I felt exactly the same way watching this graceful action as I do whenever you see shaven-headed, bulldog-tattooed, British holidaymakers causing aggravation on the European continent. An overwhelming sense of shame mixed in with a huge desire to distance myself from such a brainless mob. My reaction is always the same. I want to tell people that not all British people are mindless, charmless nerks. That honestly, there are some classy acts in our country alongside the remedial idiots.

This much I know, especially after spending some time in the company of England rugby captain Chris Robshaw this week. At a time when standards of behaviour are under immense scrutiny, even in the refined world of rugby, Robshaw stands out as a hell of a guy. Over 15 years of working in the sport, I've found the vast majority of rugby players to be genuinely decent folk; pleasant to be around and interesting to get to know. But Chris Robshaw stands out even in a group of outstanding people. I don't want to paint him out as a saint, but the 25-year-old really is an impressive human being. Since being made England captain at the start of the Six Nations with just one senior cap to his name, Robshaw had impressed absolutely everybody with his attitude and his temperament. Oh, and his work on the pitch, of course, which has been of the highest calibre. The idea that Robshaw would take a cheap shot like Chisora – even in the highly-charged atmosphere of an intense international – is frankly unthinkable. And when you know the personal battles that the Harlequins flanker has had to win simply to get in this position, well there are few words to describe the esteem in which he's held.
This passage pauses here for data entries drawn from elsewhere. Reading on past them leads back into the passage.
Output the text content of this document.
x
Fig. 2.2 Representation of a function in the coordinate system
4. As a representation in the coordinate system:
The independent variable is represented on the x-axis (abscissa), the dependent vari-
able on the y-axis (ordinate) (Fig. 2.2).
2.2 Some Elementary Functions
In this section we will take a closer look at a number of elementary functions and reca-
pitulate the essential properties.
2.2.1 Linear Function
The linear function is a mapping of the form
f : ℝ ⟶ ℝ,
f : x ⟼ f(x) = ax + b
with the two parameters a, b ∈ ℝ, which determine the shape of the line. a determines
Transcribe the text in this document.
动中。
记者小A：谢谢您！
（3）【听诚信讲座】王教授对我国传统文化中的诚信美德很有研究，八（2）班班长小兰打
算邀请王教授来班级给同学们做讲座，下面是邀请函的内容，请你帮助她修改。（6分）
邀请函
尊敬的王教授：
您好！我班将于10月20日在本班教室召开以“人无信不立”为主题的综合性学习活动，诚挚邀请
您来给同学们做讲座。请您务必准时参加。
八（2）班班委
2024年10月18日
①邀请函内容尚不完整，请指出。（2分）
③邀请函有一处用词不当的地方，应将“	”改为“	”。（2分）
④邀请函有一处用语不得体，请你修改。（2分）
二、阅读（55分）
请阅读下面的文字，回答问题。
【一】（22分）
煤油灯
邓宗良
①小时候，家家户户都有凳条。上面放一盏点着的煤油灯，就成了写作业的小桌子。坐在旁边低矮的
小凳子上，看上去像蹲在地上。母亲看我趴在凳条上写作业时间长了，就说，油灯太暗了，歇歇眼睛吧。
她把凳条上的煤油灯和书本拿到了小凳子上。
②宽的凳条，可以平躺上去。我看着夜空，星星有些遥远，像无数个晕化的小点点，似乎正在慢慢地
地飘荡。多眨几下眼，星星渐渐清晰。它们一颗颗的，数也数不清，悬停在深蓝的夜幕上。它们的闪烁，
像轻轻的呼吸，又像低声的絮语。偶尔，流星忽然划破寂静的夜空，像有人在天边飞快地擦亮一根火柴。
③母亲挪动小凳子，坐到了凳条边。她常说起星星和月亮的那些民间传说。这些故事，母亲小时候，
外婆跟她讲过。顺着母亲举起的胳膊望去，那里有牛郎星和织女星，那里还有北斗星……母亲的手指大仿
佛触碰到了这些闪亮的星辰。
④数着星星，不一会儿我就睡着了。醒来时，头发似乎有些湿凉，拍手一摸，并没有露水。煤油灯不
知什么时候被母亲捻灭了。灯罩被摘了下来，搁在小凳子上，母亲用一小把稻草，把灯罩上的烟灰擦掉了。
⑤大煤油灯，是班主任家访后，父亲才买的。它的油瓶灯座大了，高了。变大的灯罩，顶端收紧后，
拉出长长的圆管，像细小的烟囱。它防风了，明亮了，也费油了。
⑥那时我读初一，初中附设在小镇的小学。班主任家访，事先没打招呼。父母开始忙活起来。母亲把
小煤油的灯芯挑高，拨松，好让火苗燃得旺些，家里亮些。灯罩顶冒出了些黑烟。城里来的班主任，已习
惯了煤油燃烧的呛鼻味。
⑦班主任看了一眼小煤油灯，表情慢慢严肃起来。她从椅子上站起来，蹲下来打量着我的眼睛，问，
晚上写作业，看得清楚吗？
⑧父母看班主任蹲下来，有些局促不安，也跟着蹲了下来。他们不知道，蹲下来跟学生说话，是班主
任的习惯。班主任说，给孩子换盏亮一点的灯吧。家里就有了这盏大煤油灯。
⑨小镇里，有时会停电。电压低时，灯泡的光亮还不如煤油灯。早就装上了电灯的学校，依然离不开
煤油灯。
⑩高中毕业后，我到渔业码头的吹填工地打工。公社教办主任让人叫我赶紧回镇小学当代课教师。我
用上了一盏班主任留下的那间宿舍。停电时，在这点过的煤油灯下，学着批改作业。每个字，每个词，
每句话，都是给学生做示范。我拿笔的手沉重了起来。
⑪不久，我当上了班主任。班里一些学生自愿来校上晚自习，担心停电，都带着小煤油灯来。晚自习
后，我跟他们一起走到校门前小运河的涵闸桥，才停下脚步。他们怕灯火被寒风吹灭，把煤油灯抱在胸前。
Robshaw suffered a broken foot on two separate occasions in his first year at Quins, then followed it up with a sophomore effort of a broken leg and ruptured cruciate ligaments. It would have made most men buckle and fold. “I did wonder whether I was really cut out for professional rugby.” he confided to me. But even these professional setbacks pale into insignificance in the light of the personal problems Robshaw has been forced to overcome. First his dad Alan died of a heart attack when Chris was just five years old, a hammer blow for a young child if ever there was one. Then Chris was diagnosed as dyslexic, which meant that all of his schooling was 10 times more complicated for him than for the average child. The courage required to surmount such devastating problems and then go on to become captain of your country is the kind of 'strength through adversity' tale that would make Hollywood producers dismiss as being too unrealistic, too cheesy.

Yet Robshaw's story is all too real. To see first hand the manner in which he dealt with the media scrum at the England training centre on the very day it was announced that he would skipper the side for the remainder of the Six Nations spoke volumes for the guy. Courteous, humble and attentive, he not only said all the right things, he also did all the right things, even when team mate Geoff Parling was doing his utmost to put Robshaw off by filming him on his own camcorder and taking the rise out of him whenever and wherever he was trying to work. Robshaw took it all in his stride, as if he'd been England skipper for years already.

 

I don't want to sound like an old fart, talking about moral standards and all the rest of it. But on a weekend when Derek Chisora showed how low professional sportsmen can sink, Chris Robshaw proved that there's nothing wrong with a bit of good, old-fashioned decency. Whether or not England win the Six Nations, there has already been one unqualified success. And his name is Chris Robshaw.